Against the backdrop of concerns over hacking of crucial official websites, central security agencies have again warned the government about the use of multi-tasking blackberry instruments by some of the officials working in sensitive ministries including the Prime Minister’s office.

Agencies have also cautioned against the practice of connecting official computers and laptops with unsecured internet connections by some bureaucrats thus compromising security.

With hackers mainly from China very active and having penetrated deep into the cyber space, the security agencies had asked all ministries especially the Defence, External, Home and the PMO to separate their official computers with those used for internet connection.

The recommendations of the central security agencies seem to have gone unheeded. An official maintained that their suggestion was only recommendatory in nature. The National Technical and Research Organisation (NTRO) also circulated the Do’s and Don’ts to key ministries recently after attempts from hackers were noticed.

A quick random check was carried out during which it was found that some of the officials in the Prime Minister’s Office were using Blackberry services and had linked their official emails on the handset, which is not allowed.

A PMO official said there were routine attempts to hack various systems. The PMO has its own system in place to protect against such attempts, the official said, adding, there has been no security breach.

Intense negotiations were held prior to the starting the Blackberry services in India and finally the Department of Telecom in 2008 decided to side-step the opposition of the intelligence agencies and permit the services, being operated by Canadian-firm Research-In-Motion (RIM).

Another problem dogging the cyber space in the country was constant use of official computers by the officials in key ministries despite a warning from security agencies not to link them with the internet.

Security of many of the computers in the Ministry of External Affairs and its Missions abroad was compromised with forcing a security audit of the machines and segregating the virus-affected ones out of the system.

The Ministry of Home Affairs has a separate server for its computers and there have been no attempts to hack its system since it has another server with internet facility.
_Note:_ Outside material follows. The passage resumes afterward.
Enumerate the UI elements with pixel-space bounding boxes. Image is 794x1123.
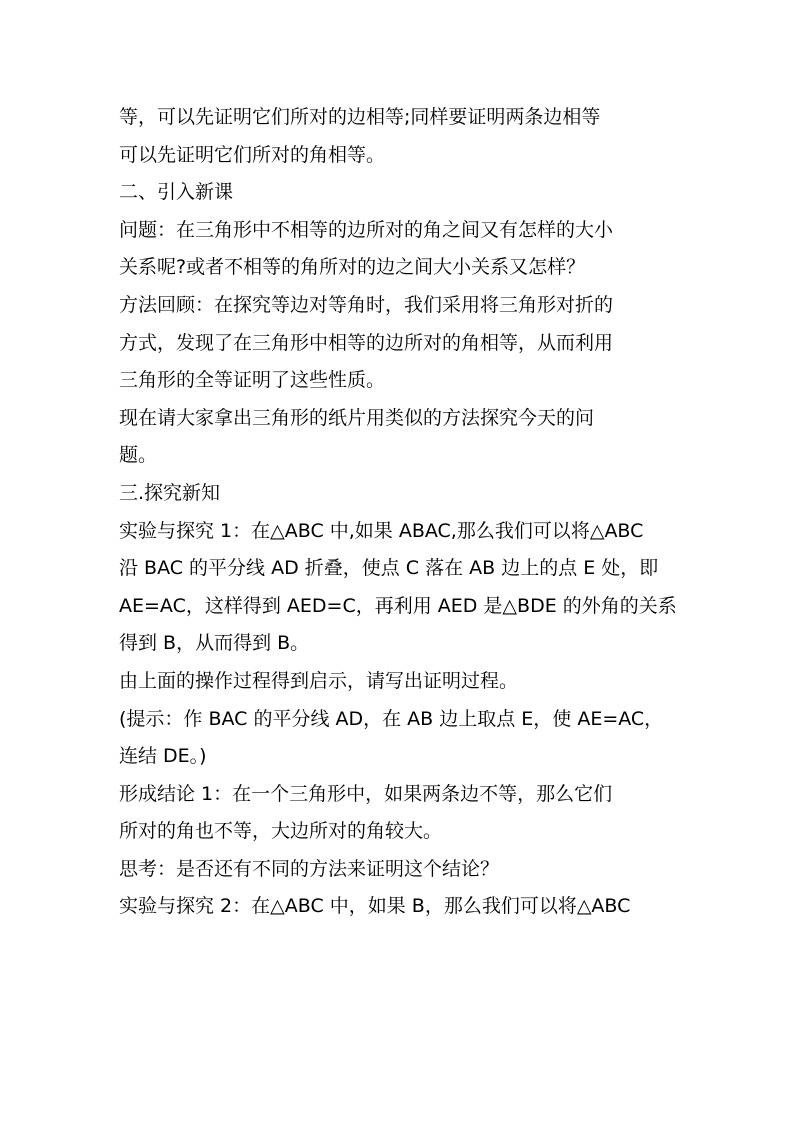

A surprise check of all the computers was being carried at regular intervals.

The National Informatics Centre, the organisation responsible for maintaining government servers and providing internet and intranet facilities to various key ministries, had also faced hacking problem. According to a Canadian firm SecDev Group, which investigated the hacking of the Dalai Lama's computer in late 2008, as many as 12 computers of NIC had been affected by the Chinese hackers.

The group also surprised the government when it mentioned that computers in nine Indian Missions abroad which included key countries like the US and the UK had been affected by the Chinese hackers.

Giving details, the report said the GhostNet system directs infected computers to download a Trojan, known as ghost RAT, which allows attackers to gain complete, real-time control. These instances of ghost RAT are consistently controlled from commercial internet access accounts located on the island of Hainan, People's Republic of China.

"Our investigation reveals that GhostNet is capable of taking full control of infected computers, including searching and downloading specific files, and covertly operating attached devices, including microphones and web cameras.

“China is actively developing an operational capacity in cyberspace, correctly identifying it as the domain in which it can achieve strategic parity, if not superiority, over the military establishments of the United States and its allies.

“Chinese cyber warfare doctrine is well developed, and significant resources have been invested by the People's Liberation Army and security services in developing defensive and offensive capabilities," the report said.

According to them, an email message arrives in the target's inbox carrying the malware in an attachment or web link. The attackers' objective is to get the target to open the attachment or malicious link so that the malicious code can be executed, it said.